Women’s pain normalised in NHS, Cardiff health summit told


An operation nearly 20 years ago left Donna Davies in constant pain but she only felt believed by medics after her husband spoke up.

Donna, 56, now requires her large bowel to be removed because of her vaginal mesh medical device, which was removed after she felt it cutting into her.

It was fitted after Donna, from Swansea, developed stress urinary incontinence in her 30s, and the procedure has since been paused by the NHS.

She was invited to attend a women’s health summit in Wales this week, which looked at how women’s pain is too often dismissed as “normal” within healthcare.

Donna is one of an estimated 100,000 women in the UK who had the procedure to treat incontinence or prolapse.

She said: “The mesh was leaving me in daily pain – the only way I can explain it was that I was being cut by glass every time I moved.

“I didn’t feel as if I was believed and I didn’t feel my pain was acknowledged until my husband spoke up about an incident we had and then I felt that the surgeon believed my husband.”

The device was eventually removed and a “sling” made from her own muscles was created at the same time as a total hysterectomy.

“I’ve never recovered from this operation – I’m still in constant pain, neuropathic pain as well and sadly I’m about to lose my large bowel and have a permanent stoma.

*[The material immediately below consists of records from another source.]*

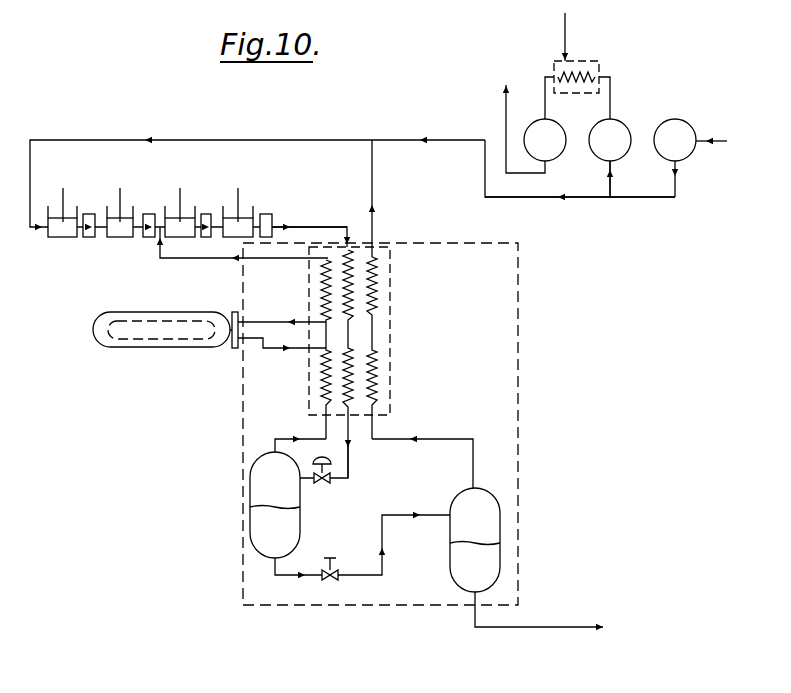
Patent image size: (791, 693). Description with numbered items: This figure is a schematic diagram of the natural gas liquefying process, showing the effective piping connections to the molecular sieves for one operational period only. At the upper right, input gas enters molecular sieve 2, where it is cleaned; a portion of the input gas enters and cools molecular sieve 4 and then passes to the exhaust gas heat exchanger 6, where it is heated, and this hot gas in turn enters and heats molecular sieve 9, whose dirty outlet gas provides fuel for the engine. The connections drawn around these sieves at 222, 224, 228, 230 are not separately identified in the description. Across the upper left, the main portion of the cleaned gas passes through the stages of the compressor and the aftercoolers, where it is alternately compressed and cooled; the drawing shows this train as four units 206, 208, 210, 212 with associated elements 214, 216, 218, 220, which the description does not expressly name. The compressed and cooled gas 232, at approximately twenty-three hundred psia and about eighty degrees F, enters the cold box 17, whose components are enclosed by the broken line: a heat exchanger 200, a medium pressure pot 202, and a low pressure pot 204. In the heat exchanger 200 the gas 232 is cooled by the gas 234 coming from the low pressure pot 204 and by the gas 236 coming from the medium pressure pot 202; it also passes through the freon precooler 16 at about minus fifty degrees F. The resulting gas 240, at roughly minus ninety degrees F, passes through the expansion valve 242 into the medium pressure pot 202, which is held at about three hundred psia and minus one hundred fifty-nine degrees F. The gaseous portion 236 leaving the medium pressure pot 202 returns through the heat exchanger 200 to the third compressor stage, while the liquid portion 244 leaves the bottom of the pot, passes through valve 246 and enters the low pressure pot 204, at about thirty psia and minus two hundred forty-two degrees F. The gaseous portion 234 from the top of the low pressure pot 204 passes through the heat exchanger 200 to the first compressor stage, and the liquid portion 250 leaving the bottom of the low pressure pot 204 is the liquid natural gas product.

The molecular sieve 2 is at (667, 130).
The molecular sieve 4 is at (617, 127).
The exhaust gas heat exchanger 6 is at (590, 60).
The molecular sieve 9 is at (555, 132).
The freon precooler 16 is at (153, 342).
The cold box 17 is at (490, 380).
The heat exchanger 200 is at (385, 303).
The medium pressure pot 202 is at (252, 494).
The low pressure pot 204 is at (493, 528).
The adsorber unit 206 is at (68, 218).
The adsorber unit 208 is at (127, 218).
The adsorber unit 210 is at (185, 220).
The adsorber unit 212 is at (243, 220).
The valve 214 is at (88, 235).
The valve 216 is at (147, 237).
The valve 218 is at (206, 237).
The valve 220 is at (267, 217).
The feed gas inlet line 222 is at (720, 136).
The interstage line 224 is at (615, 192).
The outlet line 228 is at (503, 120).
The return line 230 is at (540, 198).
The compressed and cooled gas 232 is at (321, 210).
The gaseous portion 234 is at (433, 438).
The gaseous portion 236 is at (293, 437).
The gas 240 is at (352, 462).
The expansion valve 242 is at (327, 483).
The liquid portion 244 is at (298, 578).
The valve 246 is at (333, 586).
The liquid portion 250 is at (550, 627).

“I feel that women in Wales are being forgotten. There are no specialist services in Wales for women like myself, yet nine specialist centres in England – we do feel forgotten.”

Delyth Jewell, the women’s health minister in the Senedd, said she wanted rules to be strengthened so that health boards are required to include women in the design of services for them.

“I am determined to strengthen women’s voices so that women will be believed about their bodies,” the minister said at the women’s health summit.

“I wonder how many women will have heard the words ‘this might hurt’ when they go to the doctor?

“That shouldn’t be normal. Too often women’s health services are considered a ‘should’ not a ‘must’.

“We need to make sure that in theatre space they are prioritised more, we need to be making sure that training is improved.”